Qu’est-ce que la « Big Data » ? Claude Le Pen : « C’est d’abord un important volume de données que l’on peut « processer » très rapidement**** ; c’est ensuite une interconnexion, en ce sens que ces données sont accessibles et qu’elles sont partagées ; c’est enfin des données de sources variées que l’on va mettre ensemble : tout est corrélé avec tout ». Il s’agit donc d’un nouveau modèle statistique où la moyenne ne présente plus d’intérêt : ce qui compte, c’est la segmentation des profils, des sous-groupes ou sous-populations à l’échelle mondiale. Le Big Data pose le problème de l’ouverture aux données de la santé, réclamée par les laboratoires, et il faut rappeler que sur ce sujet, une mission officielle a été confiée par les pouvoirs publics à un spécialiste qui rendra ses conclusions avant l’été 2013. « Marketing ciblé, thérapies ciblées, assurances ciblées requièrent la même logistique de traitement de l’information qui permet de passer de la masse à la communauté. L’information est une nouvelle énergie, au même titre que le pétrole ou le gaz, qui crée de formidables opportunités ». On observe ainsi un basculement des investissements de la phase pré-AMM vers le post-AMM dans lequel la pharmaco-vigilance proactive est le « moteur » principal : « si on avait eu accès aux données pour vérifier la sécurité et l’efficacité d’un traitement en vie réelle, l’affaire Mediator n’aurait pas eu lieu ; et plutôt que d’attendre que des pathologies se manifestent, on aurait pu entamer une démarche proactive pour détecter chez les patients les premiers signes de valvulopathie ». Mais il existe aussi d’autres « moteurs » telles que l’évaluation des pratiques médicales, l’évaluation clinique post AMM et l’évaluation médico-économique.
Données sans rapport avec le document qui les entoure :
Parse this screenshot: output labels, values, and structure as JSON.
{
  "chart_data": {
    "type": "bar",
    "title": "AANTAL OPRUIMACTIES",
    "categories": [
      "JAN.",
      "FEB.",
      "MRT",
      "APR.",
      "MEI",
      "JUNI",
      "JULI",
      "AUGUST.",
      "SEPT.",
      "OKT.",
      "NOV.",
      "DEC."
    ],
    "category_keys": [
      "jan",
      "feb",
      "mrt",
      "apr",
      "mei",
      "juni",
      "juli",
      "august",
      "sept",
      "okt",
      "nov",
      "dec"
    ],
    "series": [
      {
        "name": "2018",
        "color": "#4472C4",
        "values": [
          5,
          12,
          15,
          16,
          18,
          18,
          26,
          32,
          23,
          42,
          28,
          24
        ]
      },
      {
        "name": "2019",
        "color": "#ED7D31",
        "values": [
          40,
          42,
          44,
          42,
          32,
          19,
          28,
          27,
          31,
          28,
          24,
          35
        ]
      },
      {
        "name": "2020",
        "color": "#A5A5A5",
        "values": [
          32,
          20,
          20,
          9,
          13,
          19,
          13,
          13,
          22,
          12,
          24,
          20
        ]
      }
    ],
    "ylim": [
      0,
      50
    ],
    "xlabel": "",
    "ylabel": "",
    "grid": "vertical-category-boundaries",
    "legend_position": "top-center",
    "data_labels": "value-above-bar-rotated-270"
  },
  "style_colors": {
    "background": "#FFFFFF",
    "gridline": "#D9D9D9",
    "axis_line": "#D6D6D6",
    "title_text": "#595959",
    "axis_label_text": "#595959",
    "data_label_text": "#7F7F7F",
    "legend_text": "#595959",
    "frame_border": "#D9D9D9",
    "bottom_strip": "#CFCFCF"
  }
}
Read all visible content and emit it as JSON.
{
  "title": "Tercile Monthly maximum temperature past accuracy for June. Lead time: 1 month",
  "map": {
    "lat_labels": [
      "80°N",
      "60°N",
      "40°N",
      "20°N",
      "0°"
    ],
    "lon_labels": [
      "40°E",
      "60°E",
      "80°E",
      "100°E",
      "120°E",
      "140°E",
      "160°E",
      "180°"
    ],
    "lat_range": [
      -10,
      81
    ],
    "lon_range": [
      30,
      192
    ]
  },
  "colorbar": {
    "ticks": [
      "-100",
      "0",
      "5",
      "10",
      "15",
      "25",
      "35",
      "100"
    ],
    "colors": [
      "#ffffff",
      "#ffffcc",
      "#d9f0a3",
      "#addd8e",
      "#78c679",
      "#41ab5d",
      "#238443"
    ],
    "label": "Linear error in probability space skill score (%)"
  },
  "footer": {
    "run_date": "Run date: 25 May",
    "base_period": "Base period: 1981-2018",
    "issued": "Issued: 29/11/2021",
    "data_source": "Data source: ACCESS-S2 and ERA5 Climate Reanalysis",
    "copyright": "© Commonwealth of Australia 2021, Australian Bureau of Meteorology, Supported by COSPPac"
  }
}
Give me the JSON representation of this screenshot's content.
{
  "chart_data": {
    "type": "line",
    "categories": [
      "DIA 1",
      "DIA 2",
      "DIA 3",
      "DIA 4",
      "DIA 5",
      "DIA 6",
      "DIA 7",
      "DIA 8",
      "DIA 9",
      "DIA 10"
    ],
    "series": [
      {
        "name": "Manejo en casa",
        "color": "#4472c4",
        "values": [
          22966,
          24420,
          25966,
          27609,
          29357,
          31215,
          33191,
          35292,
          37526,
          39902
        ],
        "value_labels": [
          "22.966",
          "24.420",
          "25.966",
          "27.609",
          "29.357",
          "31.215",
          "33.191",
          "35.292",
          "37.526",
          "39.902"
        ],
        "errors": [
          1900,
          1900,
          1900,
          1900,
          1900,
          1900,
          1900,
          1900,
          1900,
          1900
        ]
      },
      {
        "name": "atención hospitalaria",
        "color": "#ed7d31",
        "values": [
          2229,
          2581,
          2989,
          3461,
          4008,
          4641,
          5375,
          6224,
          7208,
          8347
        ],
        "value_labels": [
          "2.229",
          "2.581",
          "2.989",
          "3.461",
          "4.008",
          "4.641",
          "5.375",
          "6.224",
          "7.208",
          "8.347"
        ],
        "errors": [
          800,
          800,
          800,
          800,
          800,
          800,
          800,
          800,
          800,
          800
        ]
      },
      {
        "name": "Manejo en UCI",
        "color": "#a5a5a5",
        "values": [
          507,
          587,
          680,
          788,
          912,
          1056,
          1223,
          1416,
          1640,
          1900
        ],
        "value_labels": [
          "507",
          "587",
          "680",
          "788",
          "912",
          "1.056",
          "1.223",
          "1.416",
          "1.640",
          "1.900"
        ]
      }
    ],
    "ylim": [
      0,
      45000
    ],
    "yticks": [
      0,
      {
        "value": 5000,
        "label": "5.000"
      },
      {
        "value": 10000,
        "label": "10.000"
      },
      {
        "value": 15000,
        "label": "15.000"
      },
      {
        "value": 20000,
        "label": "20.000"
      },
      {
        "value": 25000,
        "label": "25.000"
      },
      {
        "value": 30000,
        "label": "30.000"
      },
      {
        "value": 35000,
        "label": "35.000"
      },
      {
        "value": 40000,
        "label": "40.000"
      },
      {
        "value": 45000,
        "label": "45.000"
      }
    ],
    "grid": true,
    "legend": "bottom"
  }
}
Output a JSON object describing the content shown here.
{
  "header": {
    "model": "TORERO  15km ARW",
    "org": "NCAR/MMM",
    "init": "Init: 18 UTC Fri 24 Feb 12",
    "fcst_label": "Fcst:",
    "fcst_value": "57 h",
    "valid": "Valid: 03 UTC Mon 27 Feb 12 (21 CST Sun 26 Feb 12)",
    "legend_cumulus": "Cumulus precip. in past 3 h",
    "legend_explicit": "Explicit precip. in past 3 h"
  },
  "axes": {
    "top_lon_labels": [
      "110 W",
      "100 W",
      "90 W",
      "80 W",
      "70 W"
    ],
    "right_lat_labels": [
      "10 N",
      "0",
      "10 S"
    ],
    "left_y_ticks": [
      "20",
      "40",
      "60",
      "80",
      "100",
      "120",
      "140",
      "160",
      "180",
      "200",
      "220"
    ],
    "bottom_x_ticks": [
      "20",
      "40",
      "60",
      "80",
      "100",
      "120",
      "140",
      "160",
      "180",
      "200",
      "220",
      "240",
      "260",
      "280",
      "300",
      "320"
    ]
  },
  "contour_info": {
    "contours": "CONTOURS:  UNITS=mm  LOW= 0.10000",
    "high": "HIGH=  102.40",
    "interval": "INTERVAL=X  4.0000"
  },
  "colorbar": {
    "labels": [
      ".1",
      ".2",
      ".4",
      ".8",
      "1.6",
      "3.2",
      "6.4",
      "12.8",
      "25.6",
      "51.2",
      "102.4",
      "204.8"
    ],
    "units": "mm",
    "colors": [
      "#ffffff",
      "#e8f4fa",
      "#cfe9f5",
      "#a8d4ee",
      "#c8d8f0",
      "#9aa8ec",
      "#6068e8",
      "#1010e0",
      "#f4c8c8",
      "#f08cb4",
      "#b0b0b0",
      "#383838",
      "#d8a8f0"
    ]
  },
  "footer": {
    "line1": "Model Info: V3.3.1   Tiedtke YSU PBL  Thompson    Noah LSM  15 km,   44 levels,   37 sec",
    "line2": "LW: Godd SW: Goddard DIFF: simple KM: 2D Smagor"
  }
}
Il reste cependant à construire les méthodes pour assurer la fiabilité des données, le cadre éthique et le cadre réglementaire.

Denis Briquet

 

* Présent dans plus de 100 pays, IMS est le fournisseur leader de services d'informations du secteur de la santé, couvrant des marchés dans plus de 135 pays du monde. L’IMS emploie

7 000 personnes, dont 1 500 consultants, tous dédiés exclusivement à la Santé et au Médicament.

**La définition de pharmergent classe les marchés selon la croissance attendue et apportée au marché mondial ; le seuil est à 1 Md$ de ventes supplémentaires entre 2013 et 2016.

***OTC : over the counter (lire notre synthèse de la matinale FNIM du 25/1/2012)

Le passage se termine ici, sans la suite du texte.